Petit hic, les règles sont touffues et manque d'exemples clairs. Voici quelques points pas forcément évidents à la première lecture, et la traduction non-officielle de William Attia (auteur de Caylus) sur Ludigaume prête quelques fois à confusion.


  1. Le travailleur peut déplacer sa figurine n'importe où, et active ligne ET colonne
  2. Le travailleur ne peut pas récolter en tout plus de 2 produits (octaèdres vert, blanc et orange) en activant ligne et colonne; on pourra en produire plus de 2 en utilisant des ressources (cube en bois bleu), 1 pour 1 produit supplémentaire, et l'eau pourra également provenir de l'activation du tour actuel.
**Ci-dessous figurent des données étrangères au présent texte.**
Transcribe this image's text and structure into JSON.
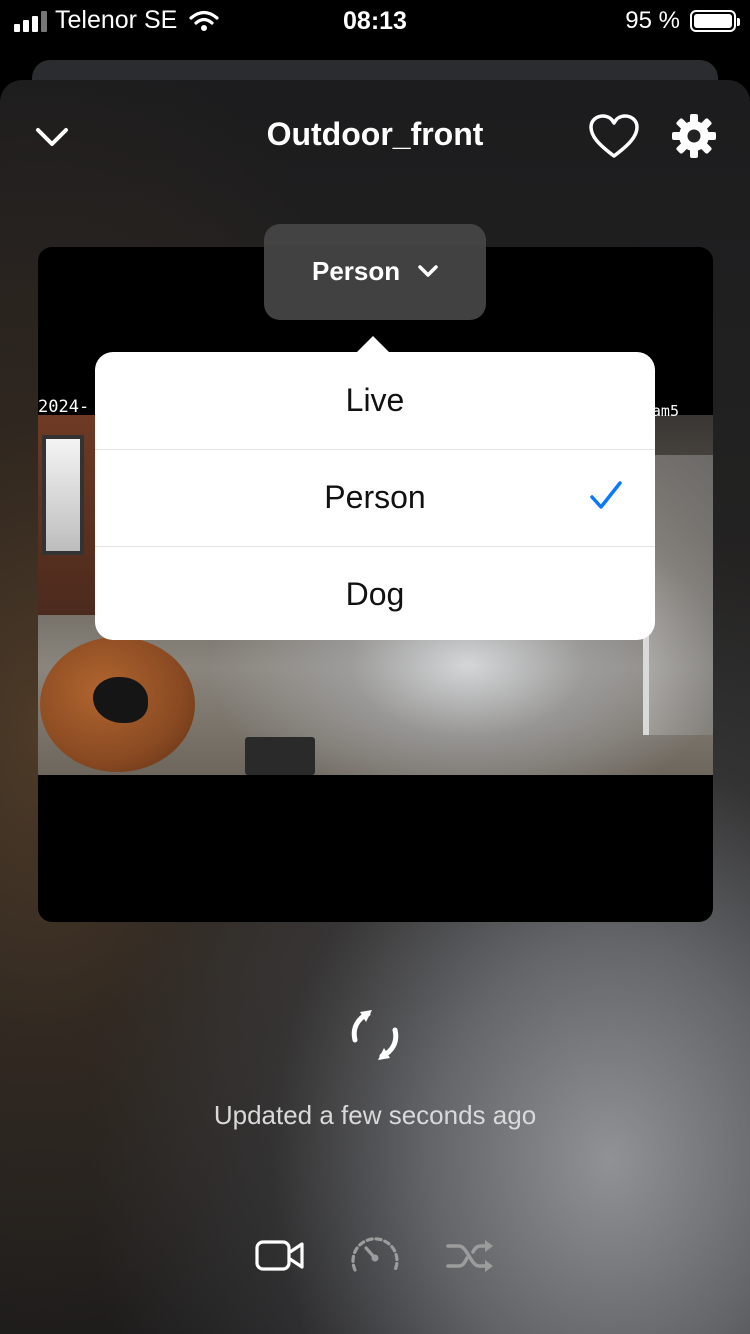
{
  "status_bar": {
    "carrier": "Telenor SE",
    "time": "08:13",
    "battery_percent": "95 %",
    "battery_level": 0.95
  },
  "header": {
    "title": "Outdoor_front",
    "back_icon": "chevron-down-icon",
    "favorite_icon": "heart-icon",
    "settings_icon": "gear-icon"
  },
  "camera_feed": {
    "date_overlay": "2024-",
    "camera_overlay": "am5"
  },
  "filter": {
    "selected_label": "Person",
    "options": [
      "Live",
      "Person",
      "Dog"
    ],
    "selected_index": 1,
    "check_color": "#0a7aff"
  },
  "status": {
    "updated_text": "Updated a few seconds ago",
    "refresh_icon": "refresh-icon"
  },
  "toolbar": {
    "video_icon": "video-camera-icon",
    "speed_icon": "speedometer-icon",
    "shuffle_icon": "shuffle-icon"
  }
}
  3. L'action alternative de la marchande, pour autant que les deux possibilités soient encore disponibles, pourra recevoir soit une ressource (cubes) à choix, soit un produit (octaèdres) le moins bien coté au marché, i.e. à la valeur la plus basse. Nul part dans les règles il est stipulé si ce produit ainsi gagné allait à la cour ou dans l'entrepôt, mais puisqu'il ne l'est pas mentionné, le produit part certainement à la cour; attention par conséquent à la fin du tour et à sa défausse, comme l'est chaque produit resté dans la cour et pas placé dans l'entrepôt!
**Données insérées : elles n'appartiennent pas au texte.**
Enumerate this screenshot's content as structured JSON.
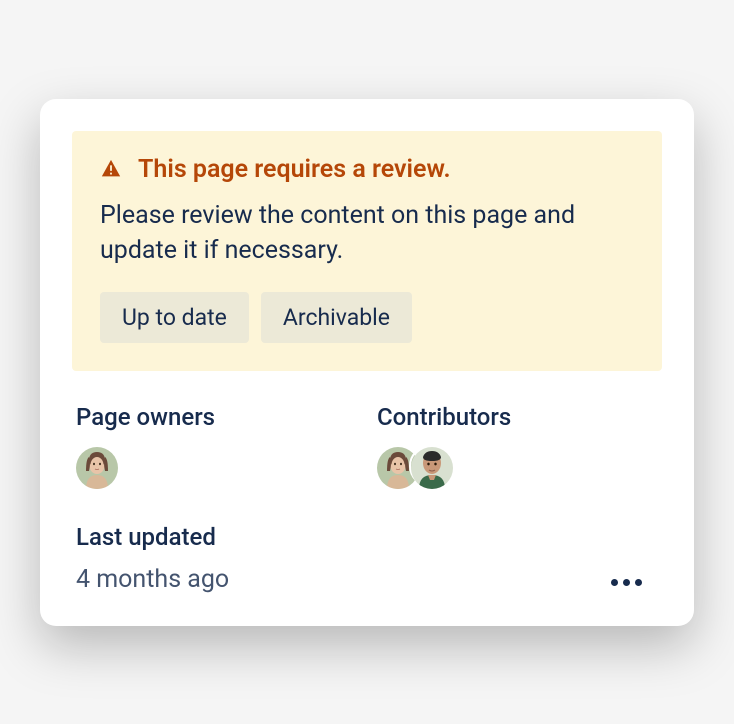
{
  "banner": {
    "title": "This page requires a review.",
    "body": "Please review the content on this page and update it if necessary.",
    "buttons": {
      "up_to_date": "Up to date",
      "archivable": "Archivable"
    }
  },
  "sections": {
    "page_owners_label": "Page owners",
    "contributors_label": "Contributors",
    "last_updated_label": "Last updated",
    "last_updated_value": "4 months ago"
  }
}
  4. Au début du jeu il y a déjà 2 lois en vigueur, pas placées mais implicites et automatiques, une taxe de 2 pesos, et un devoir de payer un agrume. Chacune de ces lois rapportera 2 PV, et un bonus de 1 si l'on parvient à les honorer les deux; aucune "subvention" ou "autres". En votant 2 nouvelles lois, on pourra soit remplacer les 2 règles du départ, soit les laisser actives si l'on choisit "subventions" et "autres".
  5. Ne pas oublier de changer l'ordre du tour au moment de poser le 4e personnage. La plus haute valeur de vote du 4e personnage devient le premier joueur. En cas d'égalité c'est le dernier joueur à avoir joué sa 4e carte qui le devient. On ne passe donc pas la figure du premier joueur comme dans la plupart des autres jeux à son voisin de gauche (comme à Puerto Rico). Ce système est bien malin et pourra entraîner une lutte / réflexion / stratégie pour savoir qui commence à poser sur les bateaux les plus intéressants.
Bref vous l'aurez compris, Cuba est un jeu excellent et réussi!!! Certains diront que chez Gus&Co nous sommes assez difficiles et (trop) critiques, mais là nous sommes tombés amoureux. Même si Cuba n'est pas fondamentalement original puisqu'il s'inpire largement de Puerto et Caylus, le tout fonctionne parfaitement bien et procure un réel plaisir du jeu.